Search code examples
mysqlsqlaws-lambdamysql-5.6

My SQL 5.6 - how to prevent Reads on rows selected by a previous SQL statement PLUS any other row which share a duplicate value in a given column


I've got a very specifc and quite complex need to prevent Reads coming from massively concurrent (same second, sometimes same milli-second) requests coming from distinct servers (to be precise, they're AWS lambdas) on a table called Hobby_ideas_articles.

Set-up:

  • mySQL 5.6

  • on aws aurora serverless MySQL (autocommit is off by default)

I read of course a lot of posts about row locks and think they might be part of the solution but I think I'm not in the basic select...for update case.

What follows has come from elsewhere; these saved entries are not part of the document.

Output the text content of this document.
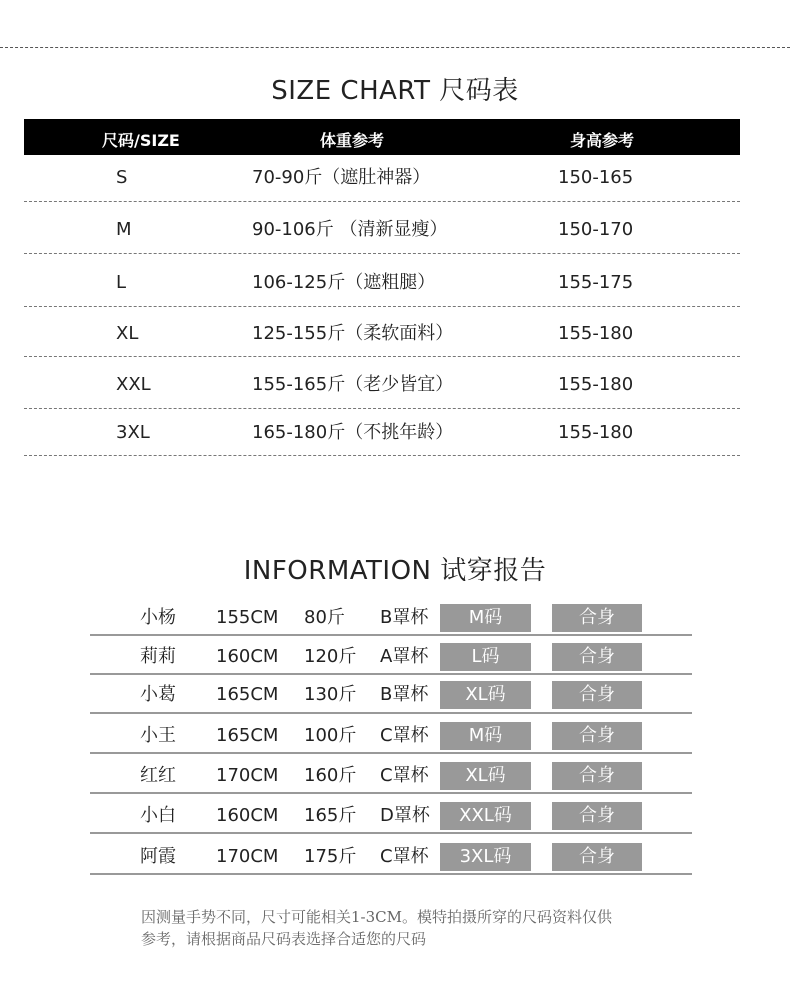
SIZE CHART 尺码表
尺码/SIZE	体重参考	身高参考
S	70-90斤（遮肚神器）	150-165
M	90-106斤 （清新显瘦）	150-170
L	106-125斤（遮粗腿）	155-175
XL	125-155斤（柔软面料）	155-180
XXL	155-165斤（老少皆宜）	155-180
3XL	165-180斤（不挑年龄）	155-180
INFORMATION 试穿报告
小杨 155CM 80斤 B罩杯	M码	合身
莉莉 160CM 120斤 A罩杯	L码	合身
小葛 165CM 130斤 B罩杯	XL码	合身
小王 165CM 100斤 C罩杯	M码	合身
红红 170CM 160斤 C罩杯	XL码	合身
小白 160CM 165斤 D罩杯	XXL码	合身
阿霞 170CM 175斤 C罩杯	3XL码	合身
因测量手势不同，尺寸可能相关1-3CM。模特拍摄所穿的尺码资料仅供
参考，请根据商品尺码表选择合适您的尺码
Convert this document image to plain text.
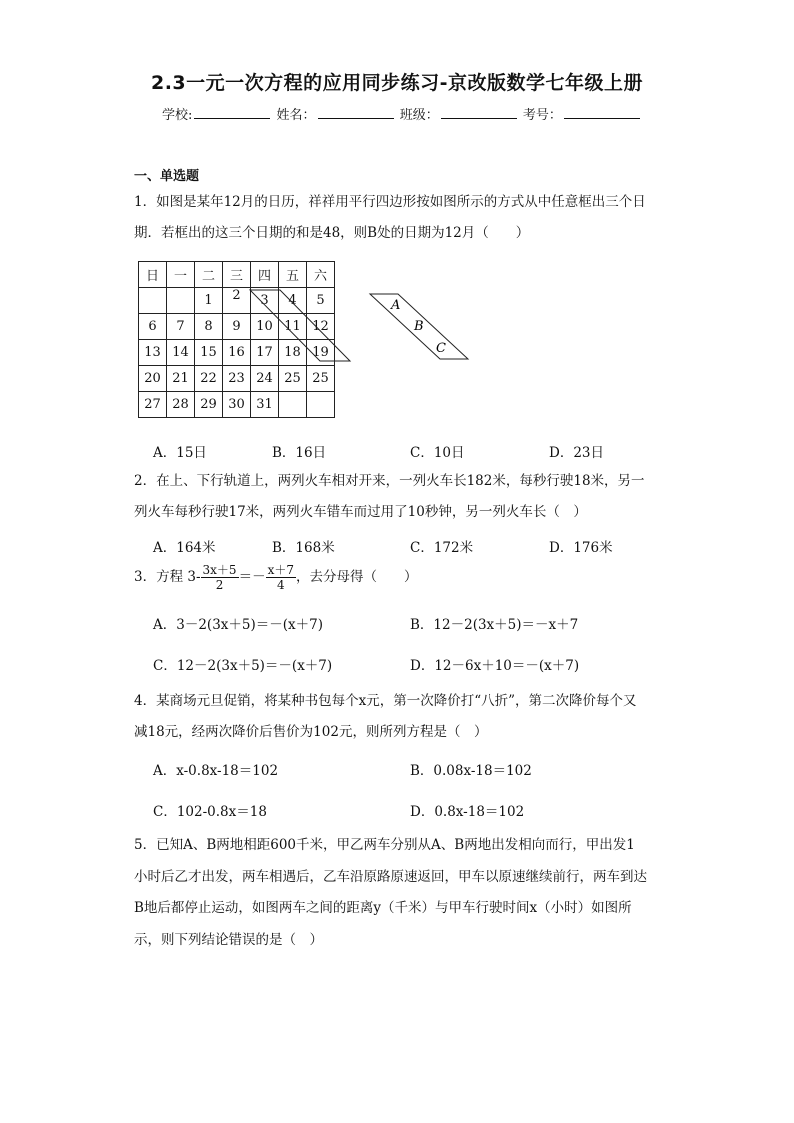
2.3一元一次方程的应用同步练习-京改版数学七年级上册
学校:	姓名：	班级：	考号：
一、单选题
1．如图是某年12月的日历，祥祥用平行四边形按如图所示的方式从中任意框出三个日
期．若框出的这三个日期的和是48，则B处的日期为12月（　　）
日	一	二	三	四	五	六
		1	2	3	4	5
6	7	8	9	10	11	12
13	14	15	16	17	18	19
20	21	22	23	24	25	25
27	28	29	30	31		
A
B
C
A．15日	B．16日	C．10日	D．23日
2．在上、下行轨道上，两列火车相对开来，一列火车长182米，每秒行驶18米，另一
列火车每秒行驶17米，两列火车错车而过用了10秒钟，另一列火车长（　）
A．164米	B．168米	C．172米	D．176米
3．方程 $3- \frac{3x+5}{2} =- \frac{x+7}{4}$ ，去分母得（　　）
A．3－2(3x＋5)＝－(x＋7)	B．12－2(3x＋5)＝－x＋7
C．12－2(3x＋5)＝－(x＋7)	D．12－6x＋10＝－(x＋7)
4．某商场元旦促销，将某种书包每个x元，第一次降价打“八折”，第二次降价每个又
减18元，经两次降价后售价为102元，则所列方程是（　）
A．x-0.8x-18＝102	B．0.08x-18＝102
C．102-0.8x＝18	D．0.8x-18＝102
5．已知A、B两地相距600千米，甲乙两车分别从A、B两地出发相向而行，甲出发1
小时后乙才出发，两车相遇后，乙车沿原路原速返回，甲车以原速继续前行，两车到达
B地后都停止运动，如图两车之间的距离y（千米）与甲车行驶时间x（小时）如图所
示，则下列结论错误的是（　）
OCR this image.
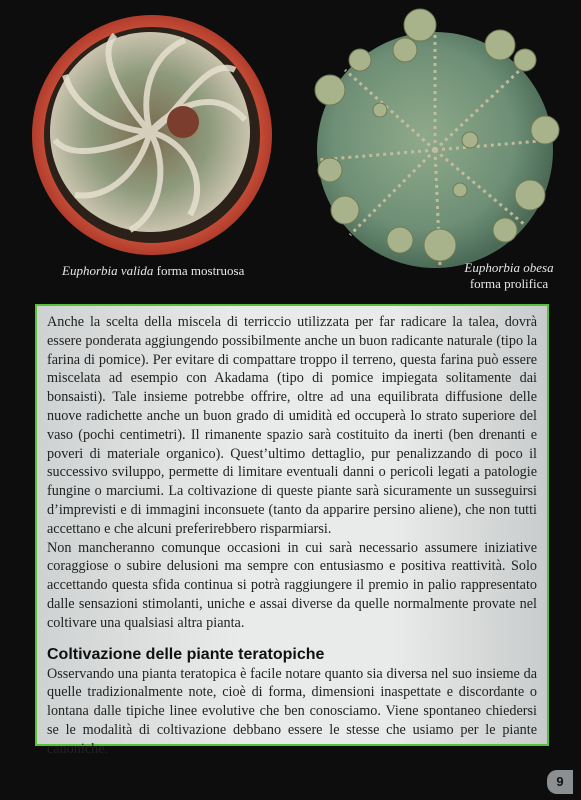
Euphorbia valida forma mostruosa	Euphorbia obesa
forma prolifica

Anche la scelta della miscela di terriccio utilizzata per far radicare la talea, dovrà essere ponderata aggiungendo possibilmente anche un buon radicante naturale (tipo la farina di pomice). Per evitare di compattare troppo il terreno, questa farina può essere miscelata ad esempio con Akadama (tipo di pomice impiegata solitamente dai bonsaisti). Tale insieme potrebbe offrire, oltre ad una equilibrata diffusione delle nuove radichette anche un buon grado di umidità ed occuperà lo strato superiore del vaso (pochi centimetri). Il rimanente spazio sarà costituito da inerti (ben drenanti e poveri di materiale organico). Quest’ultimo dettaglio, pur penalizzando di poco il successivo sviluppo, permette di limitare eventuali danni o pericoli legati a patologie fungine o marciumi. La coltivazione di queste piante sarà sicuramente un susseguirsi d’imprevisti e di immagini inconsuete (tanto da apparire persino aliene), che non tutti accettano e che alcuni preferirebbero risparmiarsi.

Non mancheranno comunque occasioni in cui sarà necessario assumere iniziative coraggiose o subire delusioni ma sempre con entusiasmo e positiva reattività. Solo accettando questa sfida continua si potrà raggiungere il premio in palio rappresentato dalle sensazioni stimolanti, uniche e assai diverse da quelle normalmente provate nel coltivare una qualsiasi altra pianta.

Coltivazione delle piante teratopiche

Osservando una pianta teratopica è facile notare quanto sia diversa nel suo insieme da quelle tradizionalmente note, cioè di forma, dimensioni inaspettate e discordante o lontana dalle tipiche linee evolutive che ben conosciamo. Viene spontaneo chiedersi se le modalità di coltivazione debbano essere le stesse che usiamo per le piante canoniche.

9
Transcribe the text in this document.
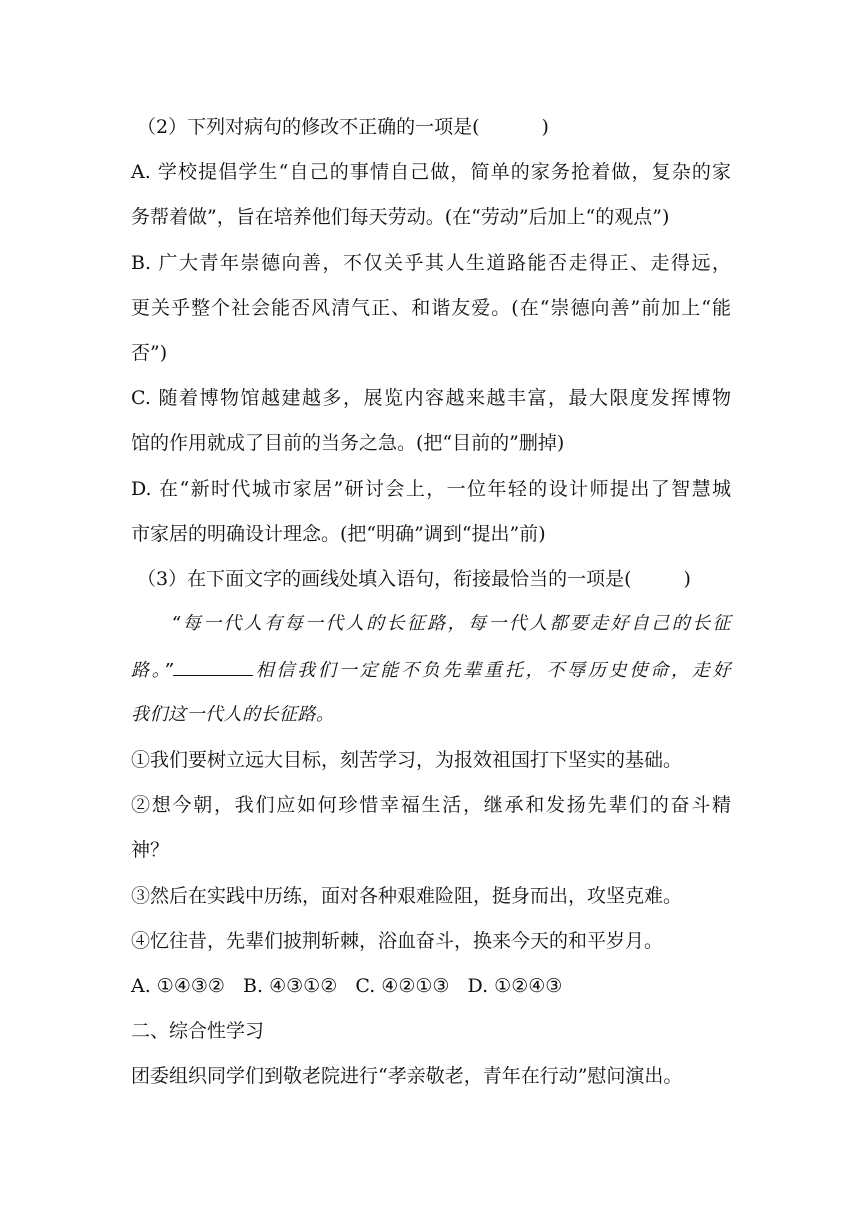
（2）下列对病句的修改不正确的一项是(	)
A. 学校提倡学生“自己的事情自己做，简单的家务抢着做，复杂的家
务帮着做”，旨在培养他们每天劳动。(在“劳动”后加上“的观点”)
B. 广大青年崇德向善，不仅关乎其人生道路能否走得正、走得远，
更关乎整个社会能否风清气正、和谐友爱。(在“崇德向善”前加上“能
否”)
C. 随着博物馆越建越多，展览内容越来越丰富，最大限度发挥博物
馆的作用就成了目前的当务之急。(把“目前的”删掉)
D. 在“新时代城市家居”研讨会上，一位年轻的设计师提出了智慧城
市家居的明确设计理念。(把“明确”调到“提出”前)
（3）在下面文字的画线处填入语句，衔接最恰当的一项是(	)
“每一代人有每一代人的长征路，每一代人都要走好自己的长征
路。”	相信我们一定能不负先辈重托，不辱历史使命，走好
我们这一代人的长征路。
①我们要树立远大目标，刻苦学习，为报效祖国打下坚实的基础。
②想今朝，我们应如何珍惜幸福生活，继承和发扬先辈们的奋斗精
神？
③然后在实践中历练，面对各种艰难险阻，挺身而出，攻坚克难。
④忆往昔，先辈们披荆斩棘，浴血奋斗，换来今天的和平岁月。
A. ①④③②   B. ④③①②   C. ④②①③   D. ①②④③
二、综合性学习
团委组织同学们到敬老院进行“孝亲敬老，青年在行动”慰问演出。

My table is Hobby_ideas_articles and has records such as:

hobby_idea_article_id= 1,
hobby_id = 6
url= 'http://exo.example.com',
author = '[email protected]'

hobby_idea_article_id= 2,
hobby_id = 3
url= 'http://exo.example2.com',
author = '[email protected]'

hobby_idea_article_id= 3,
hobby_id = 7
url= 'http://exo.example3.com',
author = '[email protected]'

and I have another table called Past_Customer_sent_messages where records look like :

past_customer_sent_message_id = 5
hobby_id = 7,
customer_id = 4,
recipient = "[email protected]",
sent_at= "2019-09-10 00:00:00"

past_customer_sent_message_id = 6
hobby_id = 999,
customer_id = 4,
recipient = "[email protected]",
sent_at= "2019-09-18 00:00:00"

past_customer_sent_message_id = 7
hobby_id = 999,
customer_id = 4,
recipient = "[email protected]",
sent_at= "2019-07-18 00:00:00"

I have today a functioning SQL statement which, based on 2 inputs (hobby_id and customer_id) (different values on each lambdas), goes to fetch all Hobby_ideas_articles with this given hobby_id and exclude/filter out any result when a message has been sent recently to the author (by any customer within x days and by the specific customer_id within y hours) (to have more details on the specifics of these conditions/restrictions: MySQL - Select data with a JOIN but with WHERE clauses applying to complex and distinct perimeters).

SELECT             
          hia.hobby_idea_article_id,
          hobby_id,
          url,
          author,
          ces.sent_at
FROM
          Hobby_ideas_articles hia
LEFT JOIN
          Past_Customer_sent_messages ces
ON
          hia.author = ces.recipient 

WHERE
          hia.hobby_id = HOBBY_ID_INPUT_I_HAVE AND         
          hia.author IS NOT NULL
          AND hia.author NOT IN (
            SELECT recipient
            FROM Past_Customer_sent_messages
            WHERE 
              (
                customer_id = CUSTOMER_ID_INPUT_I_HAVE
                AND sent_at > DATE_SUB(NOW(), INTERVAL 30 DAY)
              ) OR
              ( 
                sent_at > DATE_SUB(NOW(), INTERVAL 3 HOUR
              )
            )
          )
GROUP BY hia.author
ORDER BY hia.hobby_idea_article_id ASC
LIMIT 20

That means for example :

  • at 10:05:03 am, a lambda will execute the statement for hobby_idea_article_id= 4 and customer_id= 7
  • at 10:05:04am, just a sub millisecond after, another lambda will execute the statement for hobby_idea_article_id= 12 and customer_id= 8 ...and so on...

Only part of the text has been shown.